The measure would automatically register people in Wisconsin to vote when they apply for driver’s licenses and state IDs.

Evers proposed the idea as part of his two-year spending plan, but the Republican-controlled Joint Committee on Finance removed it and a host of other items from the budget proposal this month.

Republican Assembly Speaker Robin Vos said the measure “isn’t needed” because Wisconsin has online voting registration and same-day registration.

“This bill is a solution looking for a problem. It’s easy to register to vote in Wisconsin,” Vos said.
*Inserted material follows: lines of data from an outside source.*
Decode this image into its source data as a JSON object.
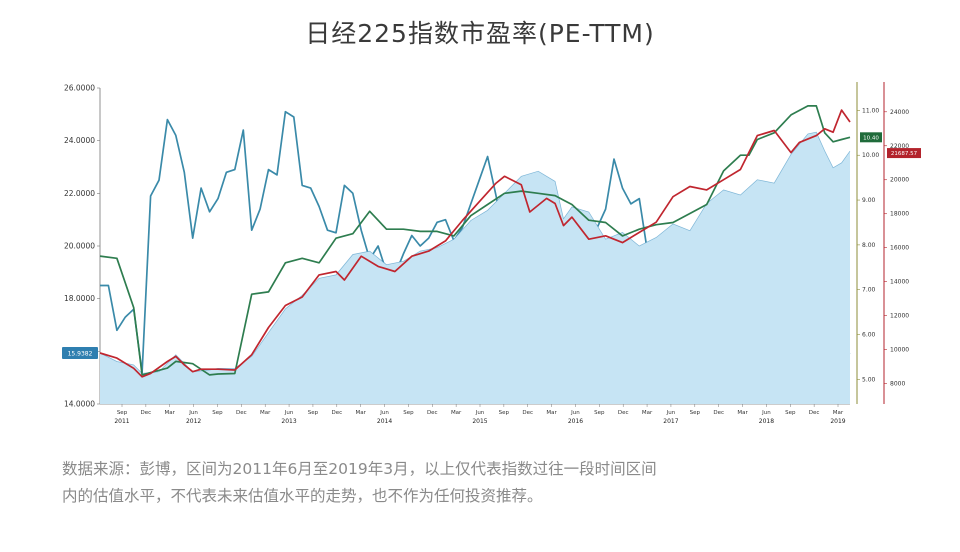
{
  "title": "日经225指数市盈率(PE-TTM)",
  "caption_lines": [
    "数据来源：彭博，区间为2011年6月至2019年3月，以上仅代表指数过往一段时间区间",
    "内的估值水平，不代表未来估值水平的走势，也不作为任何投资推荐。"
  ],
  "chart_data": {
    "type": "line",
    "grid": false,
    "colors": {
      "area_fill": "#c6e4f4",
      "area_line": "#3d8fbf",
      "pe_line": "#3a8aa9",
      "green_line": "#2e7d4f",
      "red_line": "#c0262f",
      "right_axis_green": "#8e8e3a",
      "right_axis_red": "#b3232c"
    },
    "axes": {
      "left": {
        "ticks": [
          "26.0000",
          "24.0000",
          "22.0000",
          "20.0000",
          "18.0000",
          "16.0000",
          "14.0000"
        ],
        "ylim": [
          14,
          26
        ]
      },
      "right_inner": {
        "ticks": [
          "11.00",
          "10.00",
          "9.00",
          "8.00",
          "7.00",
          "6.00",
          "5.00"
        ],
        "ylim": [
          4.45,
          11.5
        ]
      },
      "right_outer": {
        "ticks": [
          "24000",
          "22000",
          "20000",
          "18000",
          "16000",
          "14000",
          "12000",
          "10000",
          "8000"
        ],
        "ylim": [
          6800,
          25400
        ]
      }
    },
    "x_tick_labels": [
      "Sep",
      "Dec",
      "Mar",
      "Jun",
      "Sep",
      "Dec",
      "Mar",
      "Jun",
      "Sep",
      "Dec",
      "Mar",
      "Jun",
      "Sep",
      "Dec",
      "Mar",
      "Jun",
      "Sep",
      "Dec",
      "Mar",
      "Jun",
      "Sep",
      "Dec",
      "Mar",
      "Jun",
      "Sep",
      "Dec",
      "Mar",
      "Jun",
      "Sep",
      "Dec",
      "Mar"
    ],
    "x_year_labels": [
      {
        "year": "2011",
        "tick": 0
      },
      {
        "year": "2012",
        "tick": 3
      },
      {
        "year": "2013",
        "tick": 7
      },
      {
        "year": "2014",
        "tick": 11
      },
      {
        "year": "2015",
        "tick": 15
      },
      {
        "year": "2016",
        "tick": 19
      },
      {
        "year": "2017",
        "tick": 23
      },
      {
        "year": "2018",
        "tick": 27
      },
      {
        "year": "2019",
        "tick": 30
      }
    ],
    "last_value_labels": {
      "left": "15.9382",
      "green": "10.40",
      "red": "21687.57"
    },
    "series": [
      {
        "key": "pe",
        "axis": "left",
        "style": "line",
        "points": [
          [
            0,
            18.5
          ],
          [
            1,
            18.5
          ],
          [
            2,
            16.8
          ],
          [
            3,
            17.3
          ],
          [
            4,
            17.6
          ],
          [
            5,
            15.2
          ],
          [
            6,
            21.9
          ],
          [
            7,
            22.5
          ],
          [
            8,
            24.8
          ],
          [
            9,
            24.2
          ],
          [
            10,
            22.8
          ],
          [
            11,
            20.3
          ],
          [
            12,
            22.2
          ],
          [
            13,
            21.3
          ],
          [
            14,
            21.8
          ],
          [
            15,
            22.8
          ],
          [
            16,
            22.9
          ],
          [
            17,
            24.4
          ],
          [
            18,
            20.6
          ],
          [
            19,
            21.4
          ],
          [
            20,
            22.9
          ],
          [
            21,
            22.7
          ],
          [
            22,
            25.1
          ],
          [
            23,
            24.9
          ],
          [
            24,
            22.3
          ],
          [
            25,
            22.2
          ],
          [
            26,
            21.5
          ],
          [
            27,
            20.6
          ],
          [
            28,
            20.5
          ],
          [
            29,
            22.3
          ],
          [
            30,
            22.0
          ],
          [
            31,
            20.6
          ],
          [
            32,
            19.5
          ],
          [
            33,
            20.0
          ],
          [
            34,
            19.0
          ],
          [
            35,
            18.9
          ],
          [
            36,
            19.7
          ],
          [
            37,
            20.4
          ],
          [
            38,
            20.0
          ],
          [
            39,
            20.3
          ],
          [
            40,
            20.9
          ],
          [
            41,
            21.0
          ],
          [
            42,
            20.2
          ],
          [
            43,
            20.7
          ],
          [
            44,
            21.6
          ],
          [
            45,
            22.5
          ],
          [
            46,
            23.4
          ],
          [
            47,
            21.9
          ],
          [
            48,
            20.3
          ],
          [
            49,
            18.4
          ],
          [
            50,
            20.5
          ],
          [
            51,
            21.1
          ],
          [
            52,
            20.2
          ],
          [
            53,
            20.6
          ],
          [
            54,
            18.3
          ],
          [
            55,
            20.2
          ],
          [
            56,
            20.4
          ],
          [
            57,
            19.7
          ],
          [
            58,
            20.3
          ],
          [
            59,
            20.7
          ],
          [
            60,
            21.4
          ],
          [
            61,
            23.3
          ],
          [
            62,
            22.2
          ],
          [
            63,
            21.6
          ],
          [
            64,
            21.8
          ],
          [
            65,
            19.7
          ],
          [
            66,
            18.0
          ],
          [
            67,
            18.3
          ],
          [
            68,
            17.8
          ],
          [
            69,
            17.8
          ],
          [
            70,
            17.4
          ],
          [
            71,
            18.5
          ],
          [
            72,
            19.5
          ],
          [
            73,
            16.5
          ],
          [
            74,
            16.7
          ],
          [
            75,
            16.2
          ],
          [
            76,
            16.1
          ],
          [
            77,
            17.1
          ],
          [
            78,
            16.5
          ],
          [
            79,
            16.0
          ],
          [
            80,
            16.2
          ],
          [
            81,
            16.5
          ],
          [
            82,
            16.8
          ],
          [
            83,
            15.4
          ],
          [
            84,
            15.6
          ],
          [
            85,
            15.0
          ],
          [
            86,
            15.6
          ],
          [
            87,
            15.9
          ],
          [
            88,
            15.8
          ],
          [
            89,
            15.9382
          ]
        ]
      },
      {
        "key": "index",
        "axis": "right_outer",
        "style": "area",
        "points": [
          [
            0,
            9800
          ],
          [
            2,
            9300
          ],
          [
            4,
            9100
          ],
          [
            5,
            8600
          ],
          [
            7,
            8700
          ],
          [
            9,
            9700
          ],
          [
            11,
            8700
          ],
          [
            13,
            8800
          ],
          [
            14,
            8900
          ],
          [
            16,
            8900
          ],
          [
            18,
            9600
          ],
          [
            20,
            11000
          ],
          [
            22,
            12400
          ],
          [
            24,
            13200
          ],
          [
            26,
            14200
          ],
          [
            28,
            14400
          ],
          [
            30,
            15600
          ],
          [
            32,
            15800
          ],
          [
            34,
            15000
          ],
          [
            36,
            15200
          ],
          [
            38,
            15800
          ],
          [
            40,
            16000
          ],
          [
            42,
            16500
          ],
          [
            44,
            17600
          ],
          [
            46,
            18200
          ],
          [
            48,
            19200
          ],
          [
            50,
            20200
          ],
          [
            52,
            20500
          ],
          [
            54,
            19900
          ],
          [
            55,
            17700
          ],
          [
            56,
            18400
          ],
          [
            58,
            18100
          ],
          [
            60,
            16500
          ],
          [
            62,
            16900
          ],
          [
            64,
            16100
          ],
          [
            66,
            16600
          ],
          [
            68,
            17400
          ],
          [
            70,
            17000
          ],
          [
            72,
            18600
          ],
          [
            74,
            19400
          ],
          [
            76,
            19100
          ],
          [
            78,
            20000
          ],
          [
            80,
            19800
          ],
          [
            82,
            21500
          ],
          [
            84,
            22700
          ],
          [
            85,
            22800
          ],
          [
            86,
            21700
          ],
          [
            87,
            20700
          ],
          [
            88,
            21000
          ],
          [
            89,
            21687.57
          ]
        ]
      },
      {
        "key": "green",
        "axis": "right_inner",
        "style": "line",
        "points": [
          [
            0,
            7.75
          ],
          [
            2,
            7.7
          ],
          [
            4,
            6.6
          ],
          [
            5,
            5.1
          ],
          [
            6,
            5.15
          ],
          [
            8,
            5.25
          ],
          [
            9,
            5.4
          ],
          [
            11,
            5.35
          ],
          [
            13,
            5.1
          ],
          [
            14,
            5.12
          ],
          [
            16,
            5.13
          ],
          [
            18,
            6.9
          ],
          [
            20,
            6.95
          ],
          [
            22,
            7.6
          ],
          [
            24,
            7.7
          ],
          [
            26,
            7.6
          ],
          [
            28,
            8.15
          ],
          [
            30,
            8.25
          ],
          [
            32,
            8.75
          ],
          [
            34,
            8.35
          ],
          [
            36,
            8.35
          ],
          [
            38,
            8.3
          ],
          [
            40,
            8.3
          ],
          [
            42,
            8.2
          ],
          [
            44,
            8.65
          ],
          [
            46,
            8.9
          ],
          [
            48,
            9.15
          ],
          [
            50,
            9.2
          ],
          [
            52,
            9.15
          ],
          [
            54,
            9.1
          ],
          [
            55,
            9.0
          ],
          [
            56,
            8.9
          ],
          [
            58,
            8.55
          ],
          [
            60,
            8.5
          ],
          [
            62,
            8.2
          ],
          [
            64,
            8.35
          ],
          [
            66,
            8.45
          ],
          [
            68,
            8.5
          ],
          [
            70,
            8.7
          ],
          [
            72,
            8.9
          ],
          [
            74,
            9.65
          ],
          [
            76,
            10.0
          ],
          [
            77,
            10.0
          ],
          [
            78,
            10.35
          ],
          [
            80,
            10.5
          ],
          [
            82,
            10.9
          ],
          [
            84,
            11.1
          ],
          [
            85,
            11.1
          ],
          [
            86,
            10.5
          ],
          [
            87,
            10.3
          ],
          [
            88,
            10.35
          ],
          [
            89,
            10.4
          ]
        ]
      },
      {
        "key": "red",
        "axis": "right_outer",
        "style": "line",
        "points": [
          [
            0,
            9800
          ],
          [
            2,
            9500
          ],
          [
            4,
            8900
          ],
          [
            5,
            8400
          ],
          [
            6,
            8600
          ],
          [
            8,
            9300
          ],
          [
            9,
            9600
          ],
          [
            10,
            9100
          ],
          [
            11,
            8700
          ],
          [
            12,
            8850
          ],
          [
            14,
            8850
          ],
          [
            16,
            8800
          ],
          [
            18,
            9700
          ],
          [
            20,
            11300
          ],
          [
            22,
            12600
          ],
          [
            24,
            13100
          ],
          [
            26,
            14400
          ],
          [
            28,
            14600
          ],
          [
            29,
            14100
          ],
          [
            31,
            15500
          ],
          [
            33,
            14900
          ],
          [
            35,
            14600
          ],
          [
            37,
            15500
          ],
          [
            39,
            15800
          ],
          [
            41,
            16400
          ],
          [
            43,
            17600
          ],
          [
            45,
            18700
          ],
          [
            47,
            19800
          ],
          [
            48,
            20200
          ],
          [
            50,
            19700
          ],
          [
            51,
            18100
          ],
          [
            53,
            18900
          ],
          [
            54,
            18600
          ],
          [
            55,
            17300
          ],
          [
            56,
            17800
          ],
          [
            58,
            16500
          ],
          [
            60,
            16700
          ],
          [
            62,
            16300
          ],
          [
            64,
            16900
          ],
          [
            66,
            17500
          ],
          [
            68,
            19000
          ],
          [
            70,
            19600
          ],
          [
            72,
            19400
          ],
          [
            74,
            20000
          ],
          [
            76,
            20600
          ],
          [
            78,
            22600
          ],
          [
            80,
            22900
          ],
          [
            82,
            21600
          ],
          [
            83,
            22200
          ],
          [
            85,
            22600
          ],
          [
            86,
            23000
          ],
          [
            87,
            22800
          ],
          [
            88,
            24100
          ],
          [
            89,
            23400
          ]
        ]
      }
    ]
  }
}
.@SpeakerVos says the new Democratic automatic voter registration bill isn’t needed. Here’s his full statement. #news3now

— Rose Schmidt (@RoseSchmidtTV) May 20, 2019

Dane County Clerk Scott McDonell said he supports the proposal, adding that he believes it could create less work for clerks on Election Day.

“As a same-day voter registration state… we have fairly high registration rates, but this would just make it easier,” he said.

The Wisconsin Elections Commission would be required to work with the Department of Transportation to implement voter registration.

McDonell said clerks could face challenges in streamlining the records between the two organizations.

“Some of the state databases that you’d be using are not set up the same way as the voter database, and so you need to make sure that the fields line up,” he said.

A spokesperson for the Wisconsin Elections Commission said the commission had not taken a position on the bill.